Tuesday, October 11
Tuesday morning we had our first talk-back in a very theatrical setting: the Abbey Theatre’s Peacock Stage (second stage) rehearsal rooms. CTC Artistic Director Byam Stevens led off with a review of his New Paradigm for the Theatre, which encourages theatre goers to forego the critical paradigm (sitting in judgment) and replace it with a paradigm that focuses on engagement.
Elms College Professor Robert King talked about the challenges and rewards of seeing each production with a fresh perspective, particularly when reviewing a play that one has seem before, i.e. not comparing productions but considering whether each production succeeds on its own merits and aspirations.
After the talk-back many of us headed off to The National Gallery.

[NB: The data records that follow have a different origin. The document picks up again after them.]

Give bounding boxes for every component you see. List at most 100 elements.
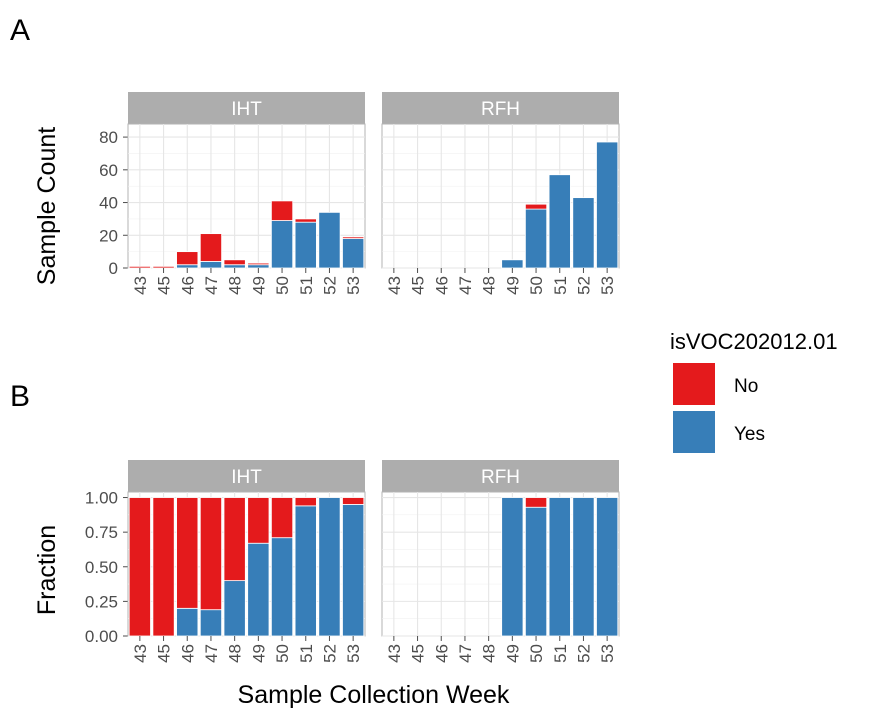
a-x-tick-label: 50 <box>527 276 546 295</box>
b-bar-iht-52-yes <box>318 497 341 637</box>
a-y-axis-title: Sample Count <box>33 127 61 285</box>
a-bar-iht-49-no <box>247 262 270 266</box>
b-bar-rfh-49-yes <box>501 497 524 637</box>
a-x-tick-label: 51 <box>551 276 570 295</box>
b-x-tick-label: 49 <box>249 644 268 663</box>
a-x-tick-label: 53 <box>344 276 363 295</box>
a-bar-iht-51-yes <box>294 221 317 269</box>
a-x-tick-label: 52 <box>320 276 339 295</box>
a-facet-label-rfh: RFH <box>481 99 520 120</box>
a-x-tick-label: 45 <box>155 276 174 295</box>
legend-swatch-yes <box>673 411 715 453</box>
a-bar-rfh-52-yes <box>572 197 595 269</box>
b-y-tick-label: 0.50 <box>85 558 118 577</box>
b-x-tick-label: 49 <box>503 644 522 663</box>
b-bar-rfh-52-yes <box>572 497 595 637</box>
a-x-tick-label: 53 <box>598 276 617 295</box>
b-x-tick-label: 47 <box>456 644 475 663</box>
a-y-tick-label: 0 <box>109 259 118 278</box>
a-bar-iht-50-yes <box>270 220 294 269</box>
b-facet-label-iht: IHT <box>231 467 262 488</box>
b-bar-iht-46-no <box>176 497 199 609</box>
a-facet-strip-rfh <box>382 92 619 124</box>
a-bar-iht-51-no <box>294 218 317 223</box>
a-bar-iht-50-no <box>270 200 294 221</box>
b-facet-strip-rfh <box>382 460 619 492</box>
b-x-tick-label: 47 <box>202 644 221 663</box>
a-bar-iht-46-yes <box>176 264 199 269</box>
b-bar-iht-51-no <box>294 497 317 507</box>
a-bar-iht-48-no <box>223 259 246 266</box>
b-bar-iht-47-no <box>199 497 223 611</box>
a-facet-label-iht: IHT <box>231 99 262 120</box>
b-y-tick-label: 1.00 <box>85 489 118 508</box>
b-x-tick-label: 43 <box>385 644 404 663</box>
a-x-tick-label: 47 <box>456 276 475 295</box>
a-x-tick-label: 52 <box>574 276 593 295</box>
b-bar-rfh-50-yes <box>524 506 548 637</box>
b-x-tick-label: 46 <box>178 644 197 663</box>
a-bar-iht-47-no <box>199 233 223 262</box>
b-y-axis-title: Fraction <box>33 525 61 615</box>
legend-title: isVOC202012.01 <box>670 329 838 354</box>
b-bar-iht-49-no <box>247 497 270 544</box>
b-x-tick-label: 45 <box>409 644 428 663</box>
b-y-tick-label: 0.75 <box>85 523 118 542</box>
legend-label-no: No <box>734 376 758 397</box>
a-bar-iht-46-no <box>176 251 199 266</box>
a-x-tick-label: 45 <box>409 276 428 295</box>
a-bar-iht-52-yes <box>318 211 341 269</box>
b-x-tick-label: 52 <box>320 644 339 663</box>
b-bar-iht-47-yes <box>199 609 223 637</box>
b-bar-iht-51-yes <box>294 505 317 637</box>
a-bar-rfh-51-yes <box>548 174 571 269</box>
a-bar-iht-53-yes <box>342 238 365 269</box>
b-bar-iht-53-no <box>342 497 365 505</box>
b-bar-iht-53-yes <box>342 504 365 637</box>
b-bar-iht-50-no <box>270 497 294 539</box>
legend-swatch-no <box>673 363 715 405</box>
a-bar-iht-45-no <box>152 265 175 269</box>
b-x-tick-label: 48 <box>226 644 245 663</box>
b-x-tick-label: 43 <box>131 644 150 663</box>
b-bar-iht-48-no <box>223 497 246 582</box>
a-bar-iht-53-no <box>342 236 365 239</box>
a-x-tick-label: 49 <box>503 276 522 295</box>
b-x-tick-label: 48 <box>480 644 499 663</box>
a-y-tick-label: 80 <box>99 128 118 147</box>
b-facet-strip-iht <box>128 460 365 492</box>
b-bar-iht-49-yes <box>247 542 270 637</box>
a-x-tick-label: 46 <box>432 276 451 295</box>
b-x-tick-label: 53 <box>344 644 363 663</box>
a-bar-iht-47-yes <box>199 261 223 269</box>
a-bar-rfh-50-no <box>524 203 548 210</box>
a-x-tick-label: 43 <box>131 276 150 295</box>
b-y-tick-label: 0.00 <box>85 627 118 646</box>
a-x-tick-label: 48 <box>480 276 499 295</box>
b-x-tick-label: 51 <box>551 644 570 663</box>
b-x-tick-label: 50 <box>273 644 292 663</box>
b-x-tick-label: 51 <box>297 644 316 663</box>
a-facet-strip-iht <box>128 92 365 124</box>
b-x-tick-label: 46 <box>432 644 451 663</box>
a-x-tick-label: 48 <box>226 276 245 295</box>
b-bar-iht-46-yes <box>176 607 199 637</box>
b-bar-rfh-51-yes <box>548 497 571 637</box>
panel-tag-a: A <box>10 14 30 47</box>
a-y-tick-label: 40 <box>99 194 118 213</box>
a-x-tick-label: 49 <box>249 276 268 295</box>
b-x-tick-label: 50 <box>527 644 546 663</box>
a-bar-iht-49-yes <box>247 264 270 269</box>
b-facet-label-rfh: RFH <box>481 467 520 488</box>
b-x-axis-title: Sample Collection Week <box>238 681 510 709</box>
b-x-tick-label: 52 <box>574 644 593 663</box>
panel-tag-b: B <box>10 380 30 413</box>
a-x-tick-label: 46 <box>178 276 197 295</box>
b-bar-rfh-53-yes <box>596 497 619 637</box>
a-bar-iht-48-yes <box>223 264 246 269</box>
b-bar-iht-50-yes <box>270 537 294 637</box>
b-bar-rfh-50-no <box>524 497 548 508</box>
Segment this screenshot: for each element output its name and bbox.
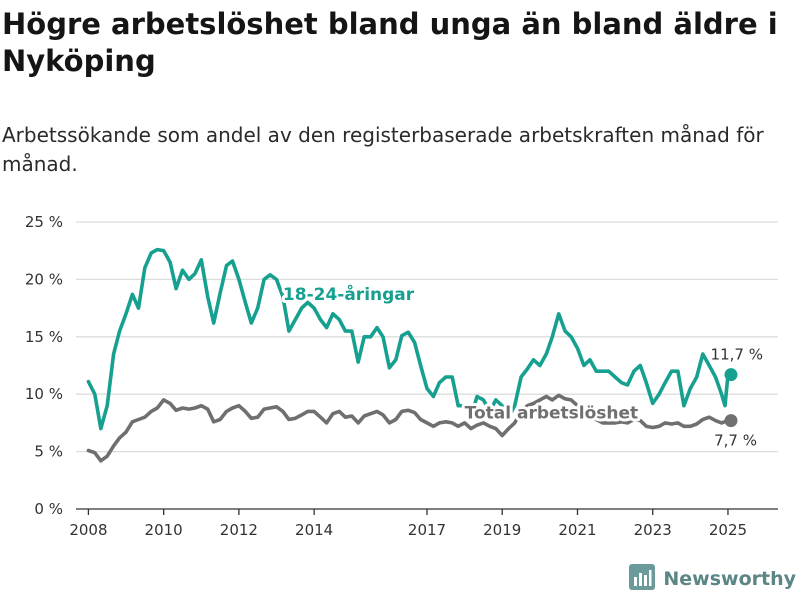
bar-chart-logo-icon <box>629 564 656 594</box>
end-marker <box>724 414 738 428</box>
y-tick-label: 15 % <box>25 328 63 346</box>
x-tick-label: 2014 <box>295 521 333 539</box>
chart-subtitle: Arbetssökande som andel av den registerb… <box>2 123 764 176</box>
x-tick-label: 2023 <box>634 521 672 539</box>
series-lines <box>86 247 733 463</box>
y-tick-label: 25 % <box>25 213 63 231</box>
series-line-youth <box>86 247 733 431</box>
series-line-total <box>86 393 733 463</box>
y-tick-label: 20 % <box>25 270 63 288</box>
series-labels: 18-24-åringar Total arbetslöshet <box>280 280 641 426</box>
x-tick-label: 2008 <box>69 521 107 539</box>
x-axis-ticks: 2008 2010 2012 2014 2017 2019 2021 2023 2025 <box>69 509 747 539</box>
end-value-label: 11,7 % <box>711 346 763 364</box>
x-tick-label: 2010 <box>145 521 183 539</box>
y-tick-label: 0 % <box>34 500 63 518</box>
chart-title: Högre arbetslöshet bland unga än bland ä… <box>2 7 778 78</box>
series-label: 18-24-åringar <box>283 283 415 305</box>
x-tick-label: 2025 <box>709 521 747 539</box>
brand-name: Newsworthy <box>663 568 796 590</box>
end-markers: 11,7 % 7,7 % <box>711 346 763 450</box>
brand-logo: Newsworthy <box>629 564 796 594</box>
x-tick-label: 2021 <box>558 521 596 539</box>
series-label: Total arbetslöshet <box>465 403 639 423</box>
gridlines <box>76 221 778 453</box>
x-tick-label: 2017 <box>408 521 446 539</box>
y-axis-ticks: 0 % 5 % 10 % 15 % 20 % 25 % <box>25 213 63 518</box>
end-value-label: 7,7 % <box>714 432 757 450</box>
end-marker <box>724 368 738 382</box>
x-tick-label: 2012 <box>220 521 258 539</box>
x-tick-label: 2019 <box>483 521 521 539</box>
y-tick-label: 10 % <box>25 385 63 403</box>
y-tick-label: 5 % <box>34 443 63 461</box>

The museum is undergoing extensive renovations, so many of the galleries are closed temporarily. To cope with the space shortage, the museum has staged a “Masterpieces from the Collection” exhibition.
Among the treasures is Caravaggio’s The Taking of Christ, a stunning image executed with incredible technical proficiency. The dominant feature in the painting, the black armor of the soldier taking Christ into custody is both magically illuminated by moonlight and a powerful symbol of militaristic oppression. The painting also features a self portrait of the artist — the man carrying the lantern in the upper right hand corner of the painting.
There’s also a gallery devoted to highlights from the museum’s collection of works by Irish painters, which includes a haunting work by Sir John Lavery: his wife costumed as the Irish heroine Kathleen Ni Houlihan. Executed in pale blues, greens and grays, it features a frame within a frame, and Kathleen gazing out at the viewer with her arm resting on a Celtic harp (the symbol of Ireland).
Tuesday night we went to the famed Gate Theatre, founded by Michael MacLiammor, for the world premiere production of THE SPECKLED PEOPLE, by Hugo Hamilton, based on his best selling memoir of the same title. It tells the story of a young boy growing up suburban Dublin in the postwar period. His mother, a German national, speaks German, his Irish father speaks Irish and forbids English to be spoken in his house — “walking out the door onto the street was like a daily migration into the English language.” As the boy is forbidden to speak English, he is an outcast in his peer group, and because he speaks German he’s bullied for being a “Nazi.”
The play raises provocative issues about:
1) the meaning of “home” — is it a place, a group of people, a cultural language construct?
2) the connection between language and identity
3) the way in which children develop contexts for ever increasing comprehension of the world around them.
A wealth of topics for our Wednesday talk-back!